UK house prices still seven times average earnings as buyers race to beat stamp duty hike

The average UK house price remains more than seven times the typical annual gross earnings, despite a slight dip in prices.

Propertymark’s Housing Insight Report for January 2025 reveals that the average UK house price stood at £268,000 at the end of 2024, while the number of new prospective buyers registered per member branch rose to 87 – a clear surge driven by the looming stamp duty threshold changes in April.
As homeowners rush to complete transactions before the new rules take effect, many face the reality of higher property tax in England and Northern Ireland from next month. This spike in activity is expected to taper off as the deadline approaches.

In the private rental sector, tenant demand has surged. The average number of new prospective tenants per member branch jumped from 79 in December 2024 to 115 in January 2025, further widening the gap between supply and demand. Currently, there are an average of nine registered applicants for every available property.

MARKET ADJUSTMENT
Nathan Emerson, Propertymark
Nathan Emerson, Propertymark

Nathan Emerson, Chief Executive of Propertymark, says: “As anticipated, January saw an uplift in sales activity due to the upcoming stamp duty changes, pushing many homeowners to complete purchases before the increased tax burden comes into effect.

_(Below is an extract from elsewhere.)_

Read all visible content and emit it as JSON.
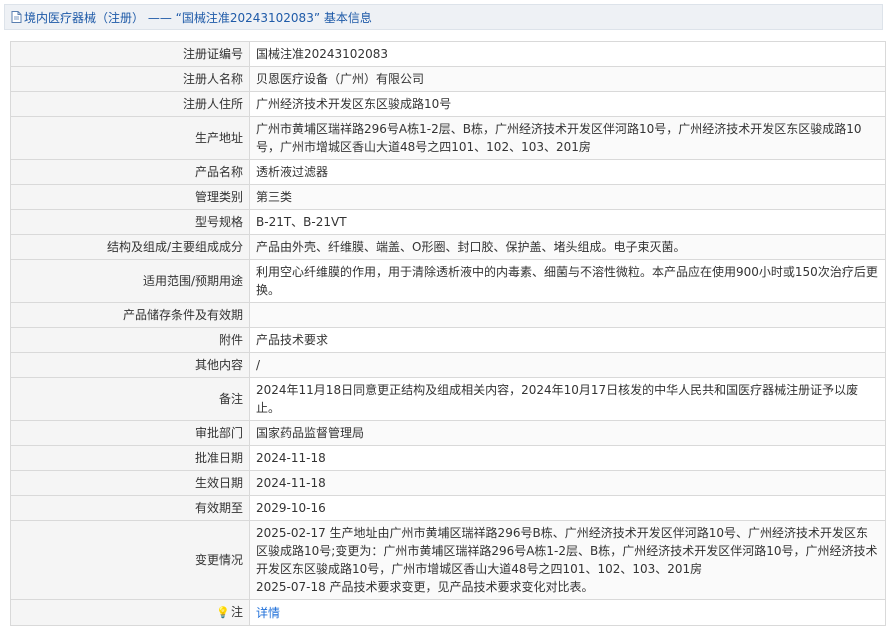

“It will be interesting to observe how the sales market adjusts in the coming weeks as we move closer to the deadline.”

He adds: “In the private rental market, the imbalance between demand and supply remains stark.

“Without meaningful government support to keep landlords in the market or attract new investors, we risk seeing more landlords exit, further shrinking supply and driving rents even higher.”

INFLATION HEADACHE
Phil Spencer, TV Pundit, Founder, Move IQ
Phil Spencer, Move IQ

Phil Spencer, TV pundit, property expert and founder of Move IQ, says: “Buyers and sellers appear more confident, spurred on by improved mortgage products, lower interest rates, and signs of easing costs.

“The crucial factor now is whether inflation continues to fall, which would boost affordability and give more people the confidence to commit to a move.”

On the rental sector, Spencer points to the upcoming Renters’ Rights Bill and the government’s consultation on energy efficiency requirements for private rental properties by 2030.

And he says: “While these measures aim to support renters, they also place added financial pressure on landlords. How these competing forces play out will be a defining theme for the rental market in 2025.”